Changed the sidebar. Added some new reads.
Spent the majority of the weekend putting together a stage reading from Anne Frank's diary that I'm doing tonight at Kol Ami. It's a bit of an emotional rollercoaster, but it was intriguing to culminate the four weeks of work I've put into it. I chose, edited, and rehearsed parts from her diary to create a 15 minute performance. Hopefully, it'll be moving and respectful.
I walked a thin line, trying to decide what to include and what to leave out. In the first half of the book, she's going through all of these awful changes that involve going into hiding and living with seven other people in a cramped space that you can never leave; however, she's still 13 when she begins writing. And so she's got all the drama that comes from being 13. She's whiny, she hates her parents, people treat her like a baby, she wants her period to come.
It's the second half of the diary that she becomes the Anne Frank that everyone wants to remember. She's insightful, she writes beautifully, and she's slightly older (14-15). The weird thing is that her writing only changes after she hears a report on the radio. There's a news story about people who keep diaries after the war. She decides she wants to publish hers as the Secret Annexe and even goes back to rewrite and edit some of her earlier entries. (She goes as far to change the names of the other housemates.) After the war, her father only decides to have the diary published because of her constant entries detailing this very same desire. (There are a lot of them.)
It's true that writing for publication changed the way that she wrote. Most people (self included) write differently when they believe that someone may be reading. Does that make it any less true? I'm not sure what I think on this one. She wanted to be seen as insightful; therefore she is. I realize that there's more to it than that, but still.
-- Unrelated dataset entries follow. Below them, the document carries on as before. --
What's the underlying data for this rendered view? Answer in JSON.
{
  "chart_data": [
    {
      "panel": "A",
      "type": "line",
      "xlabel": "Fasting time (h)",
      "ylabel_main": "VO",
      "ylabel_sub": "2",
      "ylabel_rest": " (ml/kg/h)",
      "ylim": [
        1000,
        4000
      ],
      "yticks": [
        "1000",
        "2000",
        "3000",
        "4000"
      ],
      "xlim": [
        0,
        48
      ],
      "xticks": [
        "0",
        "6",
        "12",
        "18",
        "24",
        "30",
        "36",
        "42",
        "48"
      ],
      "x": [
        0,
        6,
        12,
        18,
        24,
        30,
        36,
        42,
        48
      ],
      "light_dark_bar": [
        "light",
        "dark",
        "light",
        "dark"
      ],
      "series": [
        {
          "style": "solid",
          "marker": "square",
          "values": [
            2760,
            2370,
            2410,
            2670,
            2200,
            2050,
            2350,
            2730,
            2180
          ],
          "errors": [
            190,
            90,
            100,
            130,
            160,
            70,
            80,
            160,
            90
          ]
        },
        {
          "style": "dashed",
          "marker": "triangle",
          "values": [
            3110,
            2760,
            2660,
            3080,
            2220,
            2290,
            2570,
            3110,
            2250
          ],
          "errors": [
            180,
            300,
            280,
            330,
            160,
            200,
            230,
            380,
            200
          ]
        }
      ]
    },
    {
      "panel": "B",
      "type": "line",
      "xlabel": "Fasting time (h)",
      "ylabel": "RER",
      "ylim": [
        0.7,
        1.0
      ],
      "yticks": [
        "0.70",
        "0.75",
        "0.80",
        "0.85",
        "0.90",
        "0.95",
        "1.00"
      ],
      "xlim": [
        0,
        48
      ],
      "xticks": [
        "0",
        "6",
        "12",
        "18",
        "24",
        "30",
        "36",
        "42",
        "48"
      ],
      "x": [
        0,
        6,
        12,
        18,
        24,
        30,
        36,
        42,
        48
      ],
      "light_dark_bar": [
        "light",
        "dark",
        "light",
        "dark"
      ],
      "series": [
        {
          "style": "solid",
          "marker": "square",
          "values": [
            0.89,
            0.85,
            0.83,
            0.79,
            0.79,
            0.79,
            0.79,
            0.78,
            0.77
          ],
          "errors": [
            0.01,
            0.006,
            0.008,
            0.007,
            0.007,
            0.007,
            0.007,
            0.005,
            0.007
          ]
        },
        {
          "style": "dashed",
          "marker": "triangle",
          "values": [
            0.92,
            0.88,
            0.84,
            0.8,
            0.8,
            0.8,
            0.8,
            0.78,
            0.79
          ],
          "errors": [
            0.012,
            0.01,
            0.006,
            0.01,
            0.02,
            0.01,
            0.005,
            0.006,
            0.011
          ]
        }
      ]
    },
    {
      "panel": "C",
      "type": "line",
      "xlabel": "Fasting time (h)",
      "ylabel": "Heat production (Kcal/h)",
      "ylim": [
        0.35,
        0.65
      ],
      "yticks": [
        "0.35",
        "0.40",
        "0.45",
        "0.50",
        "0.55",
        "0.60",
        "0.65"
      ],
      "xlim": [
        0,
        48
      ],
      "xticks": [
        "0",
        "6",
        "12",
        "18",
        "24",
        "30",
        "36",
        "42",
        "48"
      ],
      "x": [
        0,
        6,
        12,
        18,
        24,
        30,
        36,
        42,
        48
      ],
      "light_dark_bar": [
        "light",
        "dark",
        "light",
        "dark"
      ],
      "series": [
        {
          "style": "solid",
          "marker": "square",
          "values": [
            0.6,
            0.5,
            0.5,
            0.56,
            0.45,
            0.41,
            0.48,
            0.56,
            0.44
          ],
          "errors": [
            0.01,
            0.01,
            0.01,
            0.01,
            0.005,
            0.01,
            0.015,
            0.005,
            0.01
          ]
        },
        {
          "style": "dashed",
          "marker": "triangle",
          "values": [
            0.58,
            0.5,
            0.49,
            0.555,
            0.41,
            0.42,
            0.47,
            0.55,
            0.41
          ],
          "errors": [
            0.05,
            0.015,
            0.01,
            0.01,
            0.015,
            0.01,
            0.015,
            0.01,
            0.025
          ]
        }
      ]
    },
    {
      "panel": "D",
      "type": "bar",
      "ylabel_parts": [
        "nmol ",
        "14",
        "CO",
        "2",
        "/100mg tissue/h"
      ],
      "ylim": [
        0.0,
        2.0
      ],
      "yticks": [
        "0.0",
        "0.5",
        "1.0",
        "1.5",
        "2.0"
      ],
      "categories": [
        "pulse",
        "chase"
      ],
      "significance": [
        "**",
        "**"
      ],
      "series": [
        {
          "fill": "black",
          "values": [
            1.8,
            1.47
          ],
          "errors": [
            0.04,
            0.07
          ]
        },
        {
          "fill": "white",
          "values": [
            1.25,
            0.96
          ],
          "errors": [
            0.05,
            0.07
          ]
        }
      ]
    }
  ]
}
One never knows that, if she lived, what she would be like, or if the diary would have been published. I'd like to think that she would have gone on to great things, like I hope to do.
I need to go back and read my own journals from 13-15. What will I find in there? Did I leave myself a message in those forgotten pages? Is there something that will give me conviction and courage? Or will I only find the "unbosomings of a schoolgirl?" (Anne Frank.)
Her writing made me think about my personal heroes: Anne Frank, Nellie Bly, Anne Lamott, my husband, my dad. These are all people who worked to change their corner of the world. Sometimes, in light of the first three, they changed more than their corner. in the case of the second two, the jury's still out on how much of the world they ahve changed. They sure changed me.